Dual-Wavelength Good-Bad-Cavity Laser System for Cavity-Stabilized Active Optical Clock.

Active optical clocks (AOCs) have the intrinsic suppression of the influence of the cavity's noise on the output frequency, giving rise to the potentially ultranarrow linewidth. To break the cavity's thermal noise limitation by taking full advantage of the AOC's principle, as well as to achieve a long-term instability, we propose a scheme of cavity-stabilized active optical clock. The system consists of two key procedures. The dual-wavelength (DW) output signals share the same cavity and work in the good- and the bad-cavity regime, respectively. Then, the good-cavity signal is locked to a reference cavity by the Pound-Drever-Hall (PDH) technique to stabilize the main-cavity length. By doing this, the main-cavity's noise is expected to be reduced to the thermal noise floor of the reference cavity.
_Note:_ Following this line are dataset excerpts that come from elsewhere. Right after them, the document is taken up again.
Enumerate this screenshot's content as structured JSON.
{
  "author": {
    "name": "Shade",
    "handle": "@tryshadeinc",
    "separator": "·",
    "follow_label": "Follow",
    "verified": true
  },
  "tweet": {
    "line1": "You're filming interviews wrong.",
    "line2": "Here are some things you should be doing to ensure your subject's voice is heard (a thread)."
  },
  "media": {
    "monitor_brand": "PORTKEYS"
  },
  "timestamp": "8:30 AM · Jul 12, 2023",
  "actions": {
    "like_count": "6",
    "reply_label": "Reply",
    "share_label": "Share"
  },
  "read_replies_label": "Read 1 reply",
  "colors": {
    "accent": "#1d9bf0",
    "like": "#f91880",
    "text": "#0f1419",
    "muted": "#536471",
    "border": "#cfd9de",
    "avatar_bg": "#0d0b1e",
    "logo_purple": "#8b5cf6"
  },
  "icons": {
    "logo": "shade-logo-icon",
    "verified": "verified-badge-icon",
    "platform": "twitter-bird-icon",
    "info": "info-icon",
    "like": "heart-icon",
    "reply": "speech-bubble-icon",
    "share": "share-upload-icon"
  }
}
Hence, the frequency stability of the bad-cavity signal will break this noise floor due to the suppression of the cavity-pulling effect. Experimentally, we realize the DW good-bad-cavity laser system by taking the Nd:YAG 1064 nm and Cs 1470 nm transitions as the good- and bad-cavity gain medium. The power and linewidth characteristics of the DW output are studied. Limitation factors of the clock frequency as well as the feasibility of the PDH cavity stabilization are analyzed.